Whereas Ancelotti's predecessor, Jose Mourinho, was bestowed with gifts of players such as Sami Khedira, Fabio Coentrao and Luka Modric during his time at the club, the signing of Isco is somewhat different with him not being a well-established player, versed in several seasons' worth of European competition.
Of course, the fee is no less exorbitant than Real have paid for some of those players.
Isco will offer Ancelotti a number of tactical options, with the Italian boss promising to bring entertainment next season. According to Marca, "We want to play offensive and spectacular football. We're going to work hard to play football that makes the fans happy."
In his present role for club and country, Isco would be expected to figure for Real Madrid from the left side of the attack—but a certain Cristiano Ronaldo stands in his way there. Ancelotti may have a particular plan in mind for the Portuguese star, and getting the best out of him will remain key to any success Real have.
Isco, then, might be used in other areas.
Playing the same 4-2-3-1 as they did under Mourinho, Isco could certainly be used in the central attacking midfield role, using his on-the-ball technique to its finest abilities and helping Real retain and recycle possession in the final third.
There is a good chance they could become more consistent and less direct in attack where ball retention is concerned next season, and Isco's technical ability would be a huge asset in that case.
Choosing between Isco and Mesut Ozil for the role is a nice problem to have too. But the German wasn't always at his best last term and may be pushed out to the right or else entirely out of the side to accommodate the newest signing.

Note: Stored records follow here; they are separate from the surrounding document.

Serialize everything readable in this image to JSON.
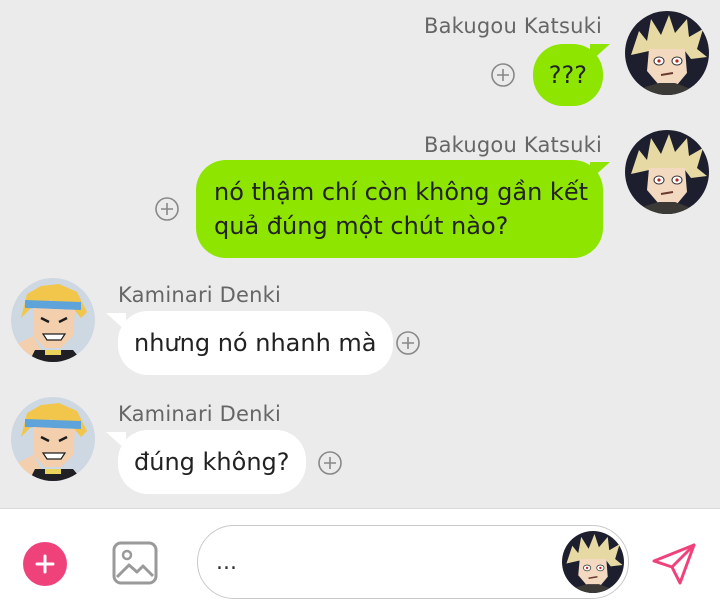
{
  "messages": [
    {
      "sender": "Bakugou Katsuki",
      "direction": "outgoing",
      "lines": [
        "???"
      ]
    },
    {
      "sender": "Bakugou Katsuki",
      "direction": "outgoing",
      "lines": [
        "nó thậm chí còn không gần kết",
        "quả đúng một chút nào?"
      ]
    },
    {
      "sender": "Kaminari Denki",
      "direction": "incoming",
      "lines": [
        "nhưng nó nhanh mà"
      ]
    },
    {
      "sender": "Kaminari Denki",
      "direction": "incoming",
      "lines": [
        "đúng không?"
      ]
    }
  ],
  "composer": {
    "input_value": "...",
    "add_icon": "plus-icon",
    "image_icon": "image-icon",
    "send_icon": "send-icon"
  },
  "colors": {
    "outgoing_bubble": "#8ee600",
    "incoming_bubble": "#ffffff",
    "background": "#ebebeb",
    "accent": "#f0427a"
  }
}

Alternatively, Ancelotti might look to abandon that shape and play a similar asymmetric 4-2-2-2 to his PSG side; two holding midfielders, Ozil and Isco in the second line and Ronaldo loosely up front with a striker of the manager's choosing would initially seem to serve.

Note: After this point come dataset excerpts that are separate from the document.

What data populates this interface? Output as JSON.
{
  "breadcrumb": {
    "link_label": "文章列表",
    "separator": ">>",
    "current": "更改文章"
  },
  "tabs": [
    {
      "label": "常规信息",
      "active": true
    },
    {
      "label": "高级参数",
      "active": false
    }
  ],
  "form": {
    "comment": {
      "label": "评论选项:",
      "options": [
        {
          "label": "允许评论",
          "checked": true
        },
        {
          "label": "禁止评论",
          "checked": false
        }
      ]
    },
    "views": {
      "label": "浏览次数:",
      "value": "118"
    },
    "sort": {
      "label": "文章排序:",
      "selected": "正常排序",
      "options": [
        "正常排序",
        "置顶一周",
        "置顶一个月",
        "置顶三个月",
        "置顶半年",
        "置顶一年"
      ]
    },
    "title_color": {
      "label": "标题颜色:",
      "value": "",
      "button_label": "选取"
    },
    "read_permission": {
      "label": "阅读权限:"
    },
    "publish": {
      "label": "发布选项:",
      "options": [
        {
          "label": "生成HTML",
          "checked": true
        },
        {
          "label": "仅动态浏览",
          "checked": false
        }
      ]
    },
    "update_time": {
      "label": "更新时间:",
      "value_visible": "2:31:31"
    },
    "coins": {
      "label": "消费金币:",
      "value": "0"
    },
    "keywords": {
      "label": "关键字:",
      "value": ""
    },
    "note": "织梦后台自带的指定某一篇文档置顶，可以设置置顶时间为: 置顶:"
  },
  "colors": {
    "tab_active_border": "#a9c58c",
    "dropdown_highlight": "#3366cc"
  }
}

A more adventurous 4-3-3 would also seem to be on the cards if Ancelotti can manage to help his side control matches more often.
In utilising two from the trio of Luka Modric, Xabi Alonso and Isco, Real would have a deeper midfield pairing capable of good work rate, excellent technique and creativity as they moved further up the park. A more physical holding midfielder behind would provide the platform for those two to do their best work moving forward as a pair.

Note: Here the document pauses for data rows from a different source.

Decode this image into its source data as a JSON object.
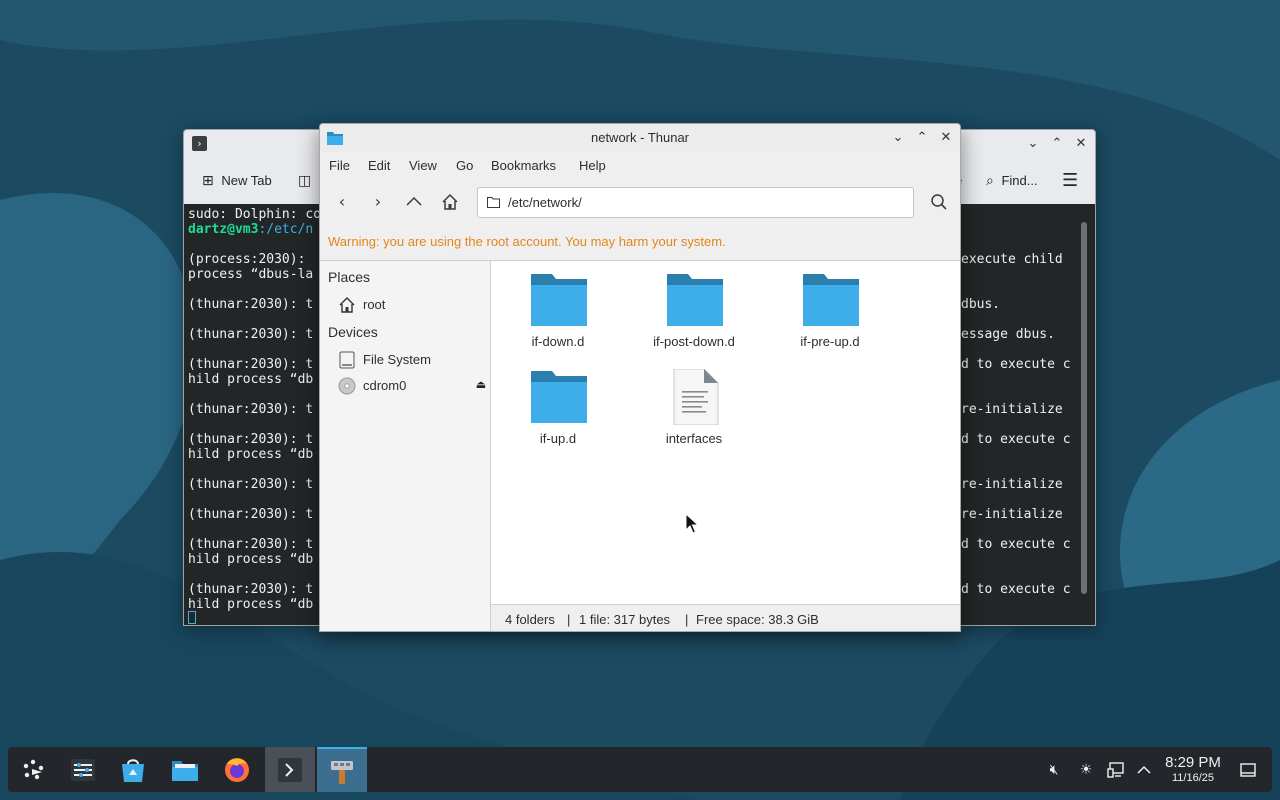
{
  "colors": {
    "wallpaper": "#1d4e66",
    "terminal_bg": "#232627",
    "terminal_user": "#1cdc9a",
    "terminal_path": "#3daee9",
    "warning": "#e5851a",
    "folder": "#3daee9",
    "taskbar": "#23272c",
    "accent": "#3daee9"
  },
  "konsole": {
    "toolbar": {
      "new_tab": "New Tab",
      "find": "Find...",
      "partial_right": "e"
    },
    "lines_left": [
      "sudo: Dolphin: co",
      "dartz@vm3:/etc/n",
      "",
      "(process:2030): ",
      "process “dbus-la",
      "",
      "(thunar:2030): t",
      "",
      "(thunar:2030): t",
      "",
      "(thunar:2030): t",
      "hild process “db",
      "",
      "(thunar:2030): t",
      "",
      "(thunar:2030): t",
      "hild process “db",
      "",
      "(thunar:2030): t",
      "",
      "(thunar:2030): t",
      "",
      "(thunar:2030): t",
      "hild process “db",
      "",
      "(thunar:2030): t",
      "hild process “db"
    ],
    "user_host": "dartz@vm3",
    "path_fragment": ":/etc/n",
    "lines_right": [
      {
        "row": 3,
        "text": "execute child"
      },
      {
        "row": 6,
        "text": "dbus."
      },
      {
        "row": 8,
        "text": "essage dbus."
      },
      {
        "row": 10,
        "text": "d to execute c"
      },
      {
        "row": 13,
        "text": "re-initialize"
      },
      {
        "row": 15,
        "text": "d to execute c"
      },
      {
        "row": 18,
        "text": "re-initialize"
      },
      {
        "row": 20,
        "text": "re-initialize"
      },
      {
        "row": 22,
        "text": "d to execute c"
      },
      {
        "row": 25,
        "text": "d to execute c"
      }
    ]
  },
  "thunar": {
    "title": "network - Thunar",
    "menu": [
      "File",
      "Edit",
      "View",
      "Go",
      "Bookmarks",
      "Help"
    ],
    "location": "/etc/network/",
    "warning": "Warning: you are using the root account. You may harm your system.",
    "sidebar": {
      "places_header": "Places",
      "places": [
        {
          "label": "root",
          "icon": "home-icon"
        }
      ],
      "devices_header": "Devices",
      "devices": [
        {
          "label": "File System",
          "icon": "drive-icon"
        },
        {
          "label": "cdrom0",
          "icon": "optical-disc-icon"
        }
      ]
    },
    "files": [
      {
        "name": "if-down.d",
        "type": "folder"
      },
      {
        "name": "if-post-down.d",
        "type": "folder"
      },
      {
        "name": "if-pre-up.d",
        "type": "folder"
      },
      {
        "name": "if-up.d",
        "type": "folder"
      },
      {
        "name": "interfaces",
        "type": "text-file"
      }
    ],
    "status": {
      "folders": "4 folders",
      "files": "1 file: 317 bytes",
      "free": "Free space: 38.3 GiB",
      "separator": "|"
    }
  },
  "taskbar": {
    "items": [
      "app-launcher-icon",
      "system-settings-icon",
      "discover-store-icon",
      "file-manager-icon",
      "firefox-icon",
      "konsole-icon",
      "thunar-icon"
    ],
    "tray": [
      "volume-muted-icon",
      "brightness-icon",
      "network-icon",
      "tray-expand-icon"
    ],
    "time": "8:29 PM",
    "date": "11/16/25"
  }
}
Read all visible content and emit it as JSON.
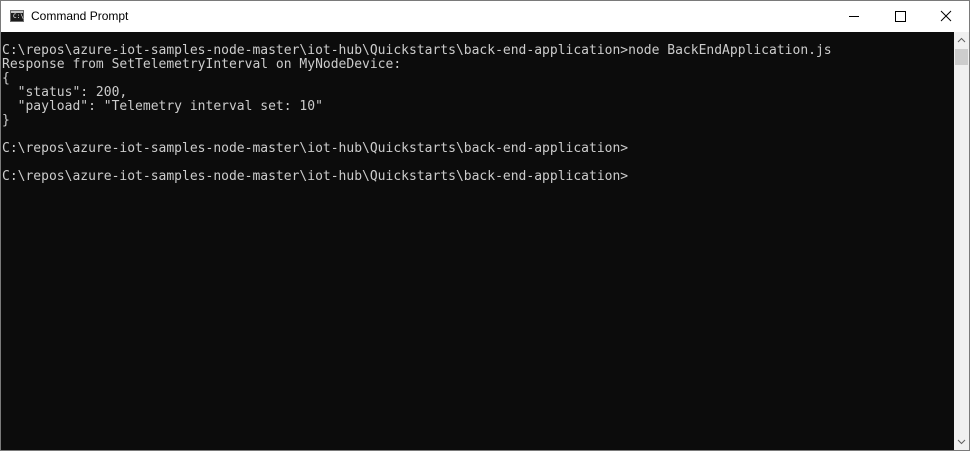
{
  "window": {
    "title": "Command Prompt",
    "icon": "cmd-icon",
    "icon_text": "C:\\.",
    "controls": [
      "minimize-icon",
      "maximize-icon",
      "close-icon"
    ]
  },
  "console": {
    "lines": [
      "C:\\repos\\azure-iot-samples-node-master\\iot-hub\\Quickstarts\\back-end-application>node BackEndApplication.js",
      "Response from SetTelemetryInterval on MyNodeDevice:",
      "{",
      "  \"status\": 200,",
      "  \"payload\": \"Telemetry interval set: 10\"",
      "}",
      "C:\\repos\\azure-iot-samples-node-master\\iot-hub\\Quickstarts\\back-end-application>",
      "C:\\repos\\azure-iot-samples-node-master\\iot-hub\\Quickstarts\\back-end-application>"
    ]
  },
  "colors": {
    "background": "#0c0c0c",
    "text": "#cccccc",
    "titlebar": "#ffffff",
    "scrollbar_track": "#f0f0f0",
    "scrollbar_thumb": "#cdcdcd"
  }
}
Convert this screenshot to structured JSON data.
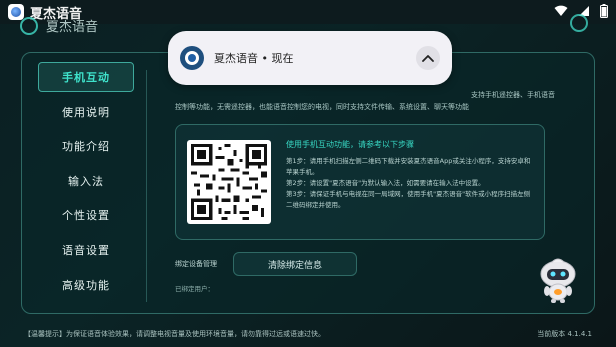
{
  "statusbar": {
    "app_title": "夏杰语音",
    "icons": [
      "wifi-icon",
      "signal-icon",
      "battery-icon"
    ]
  },
  "header": {
    "app_name": "夏杰语音"
  },
  "notification": {
    "text": "夏杰语音 • 现在",
    "expand_icon": "chevron-up-icon"
  },
  "sidebar": {
    "items": [
      {
        "label": "手机互动",
        "active": true
      },
      {
        "label": "使用说明",
        "active": false
      },
      {
        "label": "功能介绍",
        "active": false
      },
      {
        "label": "输入法",
        "active": false
      },
      {
        "label": "个性设置",
        "active": false
      },
      {
        "label": "语音设置",
        "active": false
      },
      {
        "label": "高级功能",
        "active": false
      }
    ]
  },
  "intro": {
    "line1_right": "支持手机遥控器、手机语音",
    "line2": "控制等功能，无需遥控器，也能语音控制您的电视，同时支持文件传输、系统设置、聊天等功能"
  },
  "qr_card": {
    "heading": "使用手机互动功能，请参考以下步骤",
    "steps": [
      "第1步：请用手机扫描左侧二维码下载并安装夏杰语音App或关注小程序，支持安卓和苹果手机。",
      "第2步：请设置\"夏杰语音\"为默认输入法，如需要请在输入法中设置。",
      "第3步：请保证手机与电视在同一局域网，使用手机\"夏杰语音\"软件或小程序扫描左侧二维码绑定并使用。"
    ]
  },
  "device_manage": {
    "label": "绑定设备管理",
    "clear_button": "清除绑定信息",
    "bound_user": "已绑定用户："
  },
  "footer": {
    "tip": "【温馨提示】为保证语音体验效果，请调整电视音量及使用环境音量，请勿靠得过远或语速过快。",
    "version": "当前版本 4.1.4.1"
  },
  "colors": {
    "accent": "#3fe3cc",
    "panel_border": "#2f6a65",
    "background": "#0b1f22"
  }
}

There will be several more incomings and outgoings from Real Madrid over the next two months, no doubt, as Ancelotti finds out which players will be brought in for him—and which are surplus to requirements.
Isco, however, will likely be a cornerstone of this next Real side being built, possibly in several roles, potentially off the bench as a game-controller or -changer for a period. But very much with one eye on becoming the next leader of the Madrid side searching to recapture La Liga and finally end the long, long wait for the decima—the Holy Grail—the 10th Champions League title.